Les atrocités commises au nom de la chrétienté n’ont pas cessé avec la fin du Moyen-âge et des croisades. La transition vers le capitalisme et l’aube de l’ère moderne a apporté son lot d’agressions et d’atrocités guerrières qui furent menées également au nom du christianisme et de la civilisation. Ceci comprend la Sainte-Inquisition, l’expulsion des Juifs d’Espagne, la Réforme, la Contre-Réforme, la guerre des Trente ans, la Guerre Civile anglaise, le massacre de la Saint-Barthélémy, les massacres de la conquête de Cromwell en Irlande, l’esclavage et le génocide des peuples autochtones d’Afrique et des Amériques, la guerre de Quatre-Vingts ans en Hollande, l’expulsion des Huguenots de France, les pogroms, les bûchers des sorcières, et tant d’autres horribles événements jusqu’à l’Holocauste, qui fut en grande partie l’œuvre de personnes se considérant comme chrétiennes, comme les négriers avant elles [4].
Un examen attentif des premières réponses du monde musulman aux défis de l’Occident moderne révèle que, comme mentionné plus haut, la politique globale s’orientait vers la réforme et l’adaptation. Cette politique d’adaptation et d’ouverture dès les premiers contacts du monde musulman avec le monde moderne à la fin du XVIIIe et au début du XIXe siècle s’est poursuivie jusque vers le dernier tiers du XXe siècle.
Ce n’est qu’après plus d’un siècle et demi de poursuites impérialistes et une série de politiques humiliantes d’intervention, d’occupation et de remplacement de régimes dans la région que les masses populaires du monde musulman se sont tournées vers la religion et les chefs religieux conservateurs en tant que sources de résistance, de mobilisation et de respect de soi.
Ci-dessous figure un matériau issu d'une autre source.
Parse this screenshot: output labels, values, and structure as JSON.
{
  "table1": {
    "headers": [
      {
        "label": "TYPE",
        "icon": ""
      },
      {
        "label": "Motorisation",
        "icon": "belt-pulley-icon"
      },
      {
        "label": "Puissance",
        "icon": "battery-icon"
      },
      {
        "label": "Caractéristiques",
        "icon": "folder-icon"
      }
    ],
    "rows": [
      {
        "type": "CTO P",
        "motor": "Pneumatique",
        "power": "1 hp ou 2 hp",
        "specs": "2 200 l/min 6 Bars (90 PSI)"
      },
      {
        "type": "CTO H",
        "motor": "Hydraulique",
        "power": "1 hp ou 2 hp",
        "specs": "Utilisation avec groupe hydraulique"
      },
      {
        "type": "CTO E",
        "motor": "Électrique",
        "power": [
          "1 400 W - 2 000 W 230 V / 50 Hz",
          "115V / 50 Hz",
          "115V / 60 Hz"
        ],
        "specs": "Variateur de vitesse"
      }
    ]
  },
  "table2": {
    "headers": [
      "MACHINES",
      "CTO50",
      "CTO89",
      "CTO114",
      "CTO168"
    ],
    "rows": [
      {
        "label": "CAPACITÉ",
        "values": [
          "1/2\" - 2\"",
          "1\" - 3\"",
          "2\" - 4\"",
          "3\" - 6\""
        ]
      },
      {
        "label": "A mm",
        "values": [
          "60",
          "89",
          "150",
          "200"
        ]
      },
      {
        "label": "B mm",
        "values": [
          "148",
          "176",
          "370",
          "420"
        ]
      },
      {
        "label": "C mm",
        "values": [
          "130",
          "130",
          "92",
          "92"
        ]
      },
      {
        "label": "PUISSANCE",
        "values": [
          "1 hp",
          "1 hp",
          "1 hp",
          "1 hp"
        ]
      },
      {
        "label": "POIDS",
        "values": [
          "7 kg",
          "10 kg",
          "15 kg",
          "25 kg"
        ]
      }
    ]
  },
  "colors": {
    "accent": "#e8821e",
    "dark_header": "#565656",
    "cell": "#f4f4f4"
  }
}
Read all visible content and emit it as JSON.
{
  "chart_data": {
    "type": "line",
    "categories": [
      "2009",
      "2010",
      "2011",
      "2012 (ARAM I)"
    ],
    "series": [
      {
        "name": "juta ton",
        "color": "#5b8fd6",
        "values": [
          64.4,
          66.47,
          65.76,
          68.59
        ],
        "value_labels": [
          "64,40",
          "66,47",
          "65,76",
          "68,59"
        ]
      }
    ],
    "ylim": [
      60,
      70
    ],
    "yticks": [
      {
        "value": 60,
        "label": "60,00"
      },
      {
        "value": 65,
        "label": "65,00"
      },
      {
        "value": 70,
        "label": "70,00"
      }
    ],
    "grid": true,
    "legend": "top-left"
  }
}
En d’autres termes, pour de nombreux musulmans, le récent recours vers la religion représente le plus souvent la voie pour résister et/ou défier les politiques impérialistes humiliantes du pouvoir occidental plutôt que le rejet des valeurs et des réalisations occidentales.
Ce qui explique pourquoi de nombreux jeunes frustrés du monde musulman (y compris au cœur même des pays capitalistes) se ruent vers les rangs des forces anti-impérialistes qui utilisent la religion comme une arme de mobilisation et de résistance.
« Les circonstances qui attirent les jeunes hommes et les jeunes femmes vers ces groupes sont créées par le monde occidental où ils vivent - résultant de longues années de domination coloniale dans les pays de leurs ancêtres. Nous savons que les frères parisiens Chérif et Saïd Kouachi étaient fumeurs de marijuana et autres substances jusqu’à ce qu’ils... aient vu les images de la guerre en Irak et, en particulier, de la torture à Abou Ghraib ainsi que les assassinats de sang-froid des citoyens irakiens à Falloujah »[5].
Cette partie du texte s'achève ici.